Sony and Pansonic’s announcement that they will jointly develop OLED TV displays with mass production in 2013 puts them – along with Chinese and Taiwanese panel makers – in the race to catch up with Samsung and LG Display in the development of OLED TV.
However, despite hopes that OLEDs would soon revitalize the TV industry, it certainly will not have an impact in 2012. In our most recent Quarterly Global TV Shipment and Forecast Report, we revised our 2012 OLED TV forecast from 50 to 20 thousand units.
Since Samsung Electronics and LG Electronics showcased first 55” OLED TV competitively at CES in January, the two have been in a race to be first to lanch an OLED TV, and competiton has been severe, with each highlighting the weak points of the other’s technology and trying to upstage each others public exhibitions and planning launch timing for just before the time when they think the other will launch.
However, the determining factor for product launch is when complete OLED panel technology is ready for mass production, so for 2012, we can use a simple equation for forecasting:
OLED TV Demand = OLED Panel Supply
Since the market is determined by supply in the short term, the lack of timely supply means that the potential market of 50K units in 2012 is not possible. Coming into July, mass production of OLED panels is not ready, and 3Q panel production means completed OLED TV set starting timing will be Q4’12 at best.

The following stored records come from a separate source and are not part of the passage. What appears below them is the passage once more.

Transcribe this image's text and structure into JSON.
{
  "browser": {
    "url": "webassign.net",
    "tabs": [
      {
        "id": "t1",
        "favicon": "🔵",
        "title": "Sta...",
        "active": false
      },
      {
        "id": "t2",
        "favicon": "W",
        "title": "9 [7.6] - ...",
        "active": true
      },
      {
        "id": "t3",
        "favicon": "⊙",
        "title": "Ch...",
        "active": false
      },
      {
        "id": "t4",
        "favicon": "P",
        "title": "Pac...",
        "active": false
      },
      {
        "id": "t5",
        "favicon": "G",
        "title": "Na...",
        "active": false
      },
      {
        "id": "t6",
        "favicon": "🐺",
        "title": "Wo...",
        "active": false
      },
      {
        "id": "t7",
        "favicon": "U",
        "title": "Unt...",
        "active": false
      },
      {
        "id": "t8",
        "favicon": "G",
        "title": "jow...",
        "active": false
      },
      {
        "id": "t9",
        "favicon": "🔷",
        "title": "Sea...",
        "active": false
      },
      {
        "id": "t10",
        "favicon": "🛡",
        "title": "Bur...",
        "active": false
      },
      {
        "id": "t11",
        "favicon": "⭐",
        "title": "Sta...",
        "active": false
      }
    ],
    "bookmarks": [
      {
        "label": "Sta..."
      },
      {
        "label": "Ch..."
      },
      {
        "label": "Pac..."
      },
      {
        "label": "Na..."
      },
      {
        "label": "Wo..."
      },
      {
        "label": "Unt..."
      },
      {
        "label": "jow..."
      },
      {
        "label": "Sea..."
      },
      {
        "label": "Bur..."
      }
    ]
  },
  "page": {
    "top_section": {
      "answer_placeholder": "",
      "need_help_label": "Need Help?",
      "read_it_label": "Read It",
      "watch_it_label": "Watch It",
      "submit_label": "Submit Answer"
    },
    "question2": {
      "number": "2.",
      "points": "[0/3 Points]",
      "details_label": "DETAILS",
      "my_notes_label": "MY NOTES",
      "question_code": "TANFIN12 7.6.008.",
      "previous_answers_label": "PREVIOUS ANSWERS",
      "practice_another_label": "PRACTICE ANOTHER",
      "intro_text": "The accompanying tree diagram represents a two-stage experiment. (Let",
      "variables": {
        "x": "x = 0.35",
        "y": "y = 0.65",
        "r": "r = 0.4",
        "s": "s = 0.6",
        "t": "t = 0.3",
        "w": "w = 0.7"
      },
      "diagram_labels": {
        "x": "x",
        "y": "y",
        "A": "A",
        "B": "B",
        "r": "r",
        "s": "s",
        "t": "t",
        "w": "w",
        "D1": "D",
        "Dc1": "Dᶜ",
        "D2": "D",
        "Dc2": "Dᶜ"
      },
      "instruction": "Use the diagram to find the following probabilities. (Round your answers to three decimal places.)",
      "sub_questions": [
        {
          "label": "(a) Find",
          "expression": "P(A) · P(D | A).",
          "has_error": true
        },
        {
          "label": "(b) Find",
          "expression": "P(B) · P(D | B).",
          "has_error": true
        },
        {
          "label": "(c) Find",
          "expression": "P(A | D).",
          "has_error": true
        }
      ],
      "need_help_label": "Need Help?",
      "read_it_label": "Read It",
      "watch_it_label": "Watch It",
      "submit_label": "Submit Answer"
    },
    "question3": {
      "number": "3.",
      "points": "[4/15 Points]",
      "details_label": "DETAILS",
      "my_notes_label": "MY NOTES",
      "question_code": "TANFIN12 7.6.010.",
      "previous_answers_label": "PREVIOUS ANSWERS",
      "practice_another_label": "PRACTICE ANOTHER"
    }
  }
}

The other factor, of course, is that the incumbent technology is dynamic and extremely competitive in terms of value and price. 60” LED-backlit LCD TVs are expected to fall to $999 for Black Friday, while 70” and larger sizes will likely be available at aggressive pricing as well. LCD TVs using oxide TFTs may be available in 4K x 2K format could also have a big impact on 55” OLED TVs when they are launched. Just as in smartphones, where Apple has used high resolution LCD to compete with Samsung’s AMOLED phones, consumers could see contrast ratio and high resolution as offering greater benefit.